Victor Alvargonzalez agrees with Varo and assures that if an investor chooses a good cash fund that invests not only in government debt but also in other products such as corporate debt, he will receive a higher return than in government bills.

Can the yield fall with such interest from the investor?

With inflation as high as it is now, it is not good to leave money in a bank account without making any profit. “3% with minimal risk is an interesting return, although it can be improved with very conservative short-term fixed income or cash.”, explains Vicente Varo. This is good for the state, because in this way the private demand of citizens is covered by the gradual exit from the market of the European Central Bank, which in recent years has been the main buyer of debt.

Jesús Saez, head of DCM at Natixis Iberia, explains that rates will be adjusted and yields will increase, and this will be reflected in the interests of retailers “not institutional because it is good to have this type of product. portfolio due to its liquidity.

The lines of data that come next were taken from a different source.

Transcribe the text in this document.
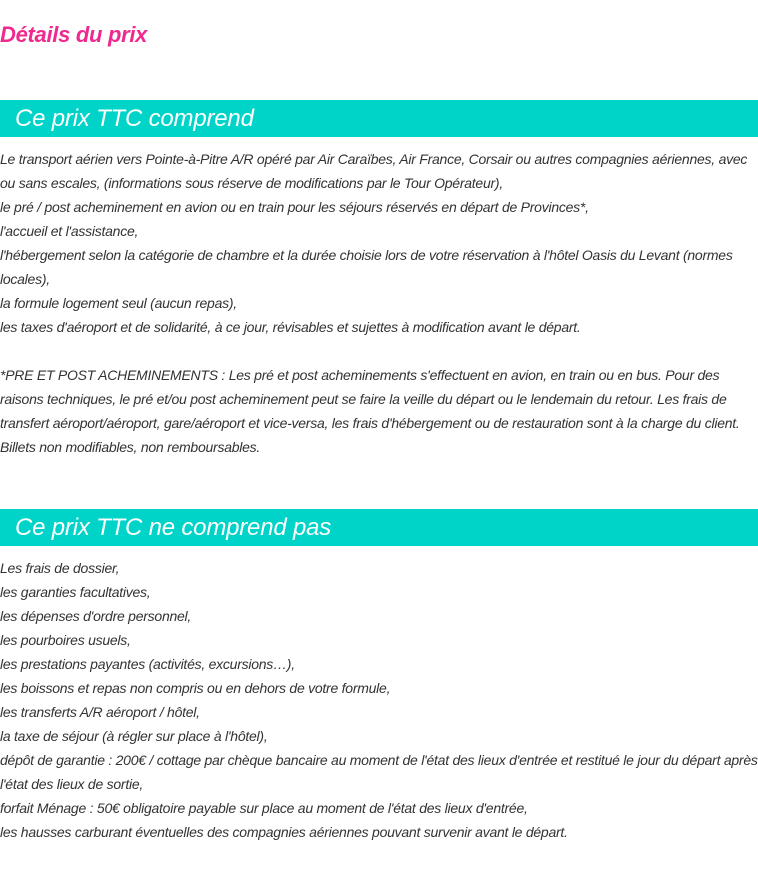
Détails du prix
Ce prix TTC comprend
Le transport aérien vers Pointe-à-Pitre A/R opéré par Air Caraïbes, Air France, Corsair ou autres compagnies aériennes, avec ou sans escales, (informations sous réserve de modifications par le Tour Opérateur),
le pré / post acheminement en avion ou en train pour les séjours réservés en départ de Provinces*,
l'accueil et l'assistance,
l'hébergement selon la catégorie de chambre et la durée choisie lors de votre réservation à l'hôtel Oasis du Levant (normes locales),
la formule logement seul (aucun repas),
les taxes d'aéroport et de solidarité, à ce jour, révisables et sujettes à modification avant le départ.
*PRE ET POST ACHEMINEMENTS : Les pré et post acheminements s'effectuent en avion, en train ou en bus. Pour des raisons techniques, le pré et/ou post acheminement peut se faire la veille du départ ou le lendemain du retour. Les frais de transfert aéroport/aéroport, gare/aéroport et vice-versa, les frais d'hébergement ou de restauration sont à la charge du client. Billets non modifiables, non remboursables.
Ce prix TTC ne comprend pas
Les frais de dossier,
les garanties facultatives,
les dépenses d'ordre personnel,
les pourboires usuels,
les prestations payantes (activités, excursions…),
les boissons et repas non compris ou en dehors de votre formule,
les transferts A/R aéroport / hôtel,
la taxe de séjour (à régler sur place à l'hôtel),
dépôt de garantie : 200€ / cottage par chèque bancaire au moment de l'état des lieux d'entrée et restitué le jour du départ après l'état des lieux de sortie,
forfait Ménage : 50€ obligatoire payable sur place au moment de l'état des lieux d'entrée,
les hausses carburant éventuelles des compagnies aériennes pouvant survenir avant le départ.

Profitability was negative a few years ago, can this happen again?

“It’s possible, though unlikely in the short term,” Varo says. To do this, the European Central Bank needs to cut interest rates back to negative levels. And for this it is necessary that economic growth collapsed, and inflation almost completely disappeared. “Unless we have a new big, dramatic and unexpected crisis in the near future, the negative exchange rate anomaly will become history,” the expert says.